David,

I would like to publicly apologize for my behavior this past weekend. While I do not believe you (or anyone else) has the right to revert any commit which does not directly effect the build or ability to run the trunk without first discussing with the author and giving them a chance to correct/revert the changes themselves; I also do not believe I should have responded to you the way I did. For that I wish to offer you my sincerest apology.

I do not believe your actions were a direct attack on me personally, I responded abruptly in the heat of the moment. Having worked together on OFBiz for the last 8 years we both should have been able to rectify any differences without offending one another. Again, I apologize or not acting appropriately.


Andrew

On May 3, 2009, at 4:00 PM, Andrew Zeneski wrote:

Inline...


Please don't revert the rest of the code. The point is that this needs time to mature, so it should stay in there but not become the default... not YET anyway.
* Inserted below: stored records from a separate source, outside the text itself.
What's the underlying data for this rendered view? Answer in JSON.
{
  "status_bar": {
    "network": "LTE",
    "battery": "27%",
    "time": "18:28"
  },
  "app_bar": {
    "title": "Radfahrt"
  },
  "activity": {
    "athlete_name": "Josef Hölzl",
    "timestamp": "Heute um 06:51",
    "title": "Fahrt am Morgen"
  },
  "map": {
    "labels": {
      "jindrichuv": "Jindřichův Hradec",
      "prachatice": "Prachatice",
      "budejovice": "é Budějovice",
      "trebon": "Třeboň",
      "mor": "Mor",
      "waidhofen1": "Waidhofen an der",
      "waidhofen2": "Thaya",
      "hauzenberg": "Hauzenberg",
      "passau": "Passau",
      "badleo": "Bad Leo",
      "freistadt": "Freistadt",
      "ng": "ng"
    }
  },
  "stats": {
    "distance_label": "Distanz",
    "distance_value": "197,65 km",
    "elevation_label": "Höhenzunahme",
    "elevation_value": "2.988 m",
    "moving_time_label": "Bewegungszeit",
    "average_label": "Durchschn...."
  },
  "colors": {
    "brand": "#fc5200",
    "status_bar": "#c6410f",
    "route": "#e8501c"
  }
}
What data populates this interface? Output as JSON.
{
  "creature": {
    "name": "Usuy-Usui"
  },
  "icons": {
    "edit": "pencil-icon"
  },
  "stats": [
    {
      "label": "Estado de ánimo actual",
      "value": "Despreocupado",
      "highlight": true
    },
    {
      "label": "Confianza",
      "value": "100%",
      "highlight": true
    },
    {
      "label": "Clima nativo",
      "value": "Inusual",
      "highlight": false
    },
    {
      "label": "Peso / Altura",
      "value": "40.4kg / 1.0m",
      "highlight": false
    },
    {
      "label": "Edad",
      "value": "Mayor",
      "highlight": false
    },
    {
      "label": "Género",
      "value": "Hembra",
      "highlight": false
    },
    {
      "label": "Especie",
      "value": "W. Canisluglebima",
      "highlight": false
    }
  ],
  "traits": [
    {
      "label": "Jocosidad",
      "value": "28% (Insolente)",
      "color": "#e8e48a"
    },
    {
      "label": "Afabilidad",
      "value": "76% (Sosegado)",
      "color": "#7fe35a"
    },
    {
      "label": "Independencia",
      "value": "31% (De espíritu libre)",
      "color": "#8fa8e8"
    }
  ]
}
I will leave the what was implemented alone for the time being.


Also, please don't be personally offended by this. Just because there are comments and feedback doesn't mean something has no merit, it just means that some adjustments to it might be able to improve it. That's what collaboration is all about, and I guess if you'd rather not do it than have other people comments on it and make changes to it then collaboration will be difficult.

I am not offended by any comments or feedback, I was only offended by your actions. Reverting the example was nothing more than a power move by you. You can argue this if you wish, but the fact is nothing else except for an example was effected, and there has been no discussion by anyone to revert anything yet. If you did feel that it was problematic, it should have been brought up if not to the community then at least to me personally.


Just to clear that up... are you saying you would rather not do any of this than make some changes and refinements to it based on feedback? I hope that's not the case. My intent with this, as I explained in my email, is to make a compromise and allow development and improvement on this to continue without impact on other parts of the project until it is more ready for that.

Your assumptions (as assumptions often are) completely wrong. Even though say now you hope this isn't the case, you have publicly accused me of this in your Notes On Security Changes document. What have I been doing for the past week? It surely wasn't moving ahead and checking in changes to all the applications to use a new authorization pattern. What I have been doing is acquiring additional needs/requirements comparing them to what I have planned and trying to discuss with the community these changes. Refining the API and including the requirements which I have gathered.

You keep claiming that this new pattern is less flexible. While that may (but I don't agree) be true to a certain extent, is it also far MORE flexible when it comes to creating custom implementations for vertical, custom or customized applications.